Characters: 5 I love Evan. He made a wonderful main character, mostly for his sincerity that just oozes from all his words, thoughts, feelings, and drawings. He makes the reader understand and sympathize with his choices at every turn. His voice is also wrung with a heartbreaking resignation that ebbs and flows with his rises and falls throughout the book.

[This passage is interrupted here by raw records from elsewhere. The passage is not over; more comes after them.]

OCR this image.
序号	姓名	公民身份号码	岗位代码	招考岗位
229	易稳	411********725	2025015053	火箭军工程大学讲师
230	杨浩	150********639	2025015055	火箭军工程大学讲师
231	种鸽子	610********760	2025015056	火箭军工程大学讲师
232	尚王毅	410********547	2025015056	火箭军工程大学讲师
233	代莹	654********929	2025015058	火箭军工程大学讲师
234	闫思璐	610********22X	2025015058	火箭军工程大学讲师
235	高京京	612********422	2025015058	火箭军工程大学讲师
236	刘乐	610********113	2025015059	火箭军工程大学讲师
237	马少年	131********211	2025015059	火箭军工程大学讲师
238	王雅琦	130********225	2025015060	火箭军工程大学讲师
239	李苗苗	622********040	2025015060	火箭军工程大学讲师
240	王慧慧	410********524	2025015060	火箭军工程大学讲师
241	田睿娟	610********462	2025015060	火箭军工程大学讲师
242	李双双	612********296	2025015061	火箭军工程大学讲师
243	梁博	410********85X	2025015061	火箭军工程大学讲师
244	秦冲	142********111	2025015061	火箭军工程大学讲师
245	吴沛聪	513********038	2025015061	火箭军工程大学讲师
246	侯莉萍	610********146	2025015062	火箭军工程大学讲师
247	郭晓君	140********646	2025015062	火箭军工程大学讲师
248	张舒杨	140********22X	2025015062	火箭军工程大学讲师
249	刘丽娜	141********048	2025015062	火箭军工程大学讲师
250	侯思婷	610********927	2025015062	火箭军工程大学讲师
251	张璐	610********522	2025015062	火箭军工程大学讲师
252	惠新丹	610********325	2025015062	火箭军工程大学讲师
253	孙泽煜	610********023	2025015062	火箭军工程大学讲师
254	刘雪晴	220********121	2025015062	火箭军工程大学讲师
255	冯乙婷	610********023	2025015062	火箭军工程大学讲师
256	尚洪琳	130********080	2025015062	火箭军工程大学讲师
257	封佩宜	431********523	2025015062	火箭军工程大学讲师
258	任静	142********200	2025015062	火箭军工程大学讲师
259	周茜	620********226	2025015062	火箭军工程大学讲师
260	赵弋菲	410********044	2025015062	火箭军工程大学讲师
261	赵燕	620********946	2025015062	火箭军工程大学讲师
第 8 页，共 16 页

His family is interesting and stunningly real as well. His mother shows the dangers of the cycle of abuse, something Evan constantly fears falling into. She has taken her religion to an extreme that causes her to target and beat her son, making up lies to cover his battered body. His father is an extremely compelling character. You can feel the way he aches for Evan and wants to stop his wife's abusive behavior, but he's at the same loss Evan is. They both feel there is nothing left to do, but they have an understanding filled with so much intangible love that it's truly heartbreaking.

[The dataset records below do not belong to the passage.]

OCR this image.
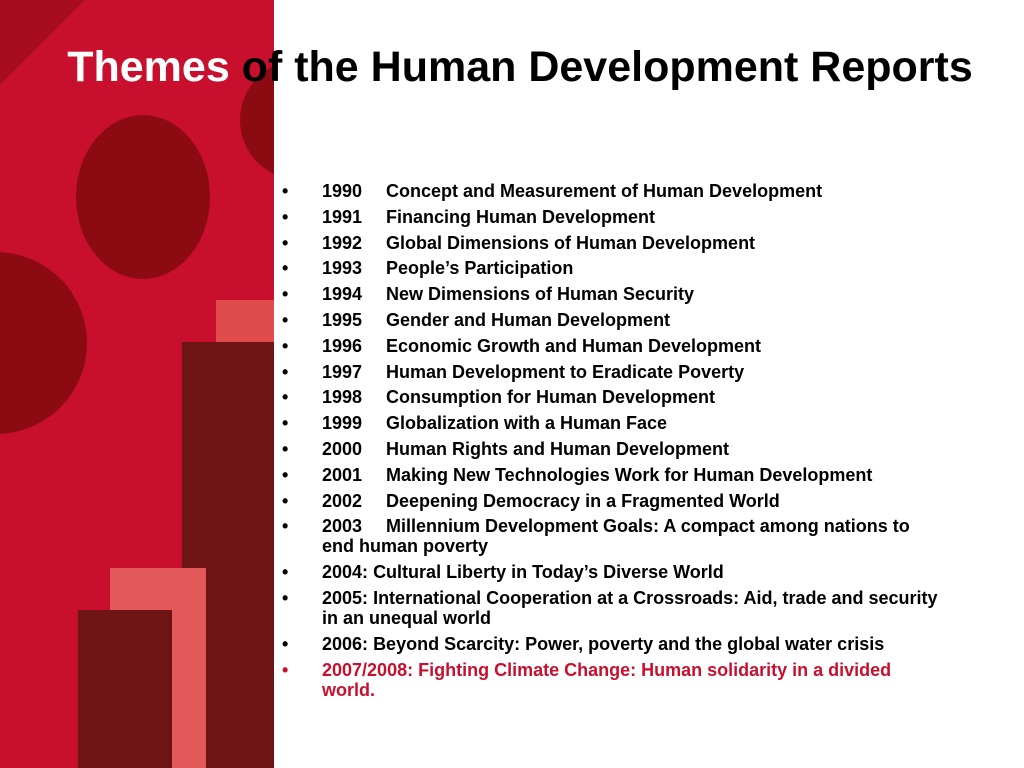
Themes of the Human Development Reports
• 1990 Concept and Measurement of Human Development
• 1991 Financing Human Development
• 1992 Global Dimensions of Human Development
• 1993 People’s Participation
• 1994 New Dimensions of Human Security
• 1995 Gender and Human Development
• 1996 Economic Growth and Human Development
• 1997 Human Development to Eradicate Poverty
• 1998 Consumption for Human Development
• 1999 Globalization with a Human Face
• 2000 Human Rights and Human Development
• 2001 Making New Technologies Work for Human Development
• 2002 Deepening Democracy in a Fragmented World
• 2003 Millennium Development Goals: A compact among nations to end human poverty
• 2004: Cultural Liberty in Today’s Diverse World
• 2005: International Cooperation at a Crossroads: Aid, trade and security in an unequal world
• 2006: Beyond Scarcity: Power, poverty and the global water crisis
• 2007/2008: Fighting Climate Change: Human solidarity in a divided world.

I also have to applaud Surmelis for his other supporting characters who also feel staggeringly real. From the archetypes to the word choices, he brought the citizens of the tiny town to life.

Plot: 5 I could not put this book down! There are so many questions that Surmelis strings through the book. The will they-won't they romance, the predicament of how Evan will escape his abusive family, and the fear of whether he will be found out before he's ready. Even though this book isn't loud or flashy, it has a quiet energy that builds without you noticing till it ends.

Writing: 5 I love Surmelis's style. He makes the words melt off the page and into your mind so that you are less reading about Evan's story and more living it right there with him. He balances difficult subjects like coming out and parental abuse perfectly, giving them the right balance so that they feel earthshakingly real.
I also enjoyed the Greek aspects of this story and the immigrant narrative. I used to go to a Greek school, so even though I'm not Greek myself, I recognized many aspects of the culture. This story with defiently make you crave donuts and koulourakia!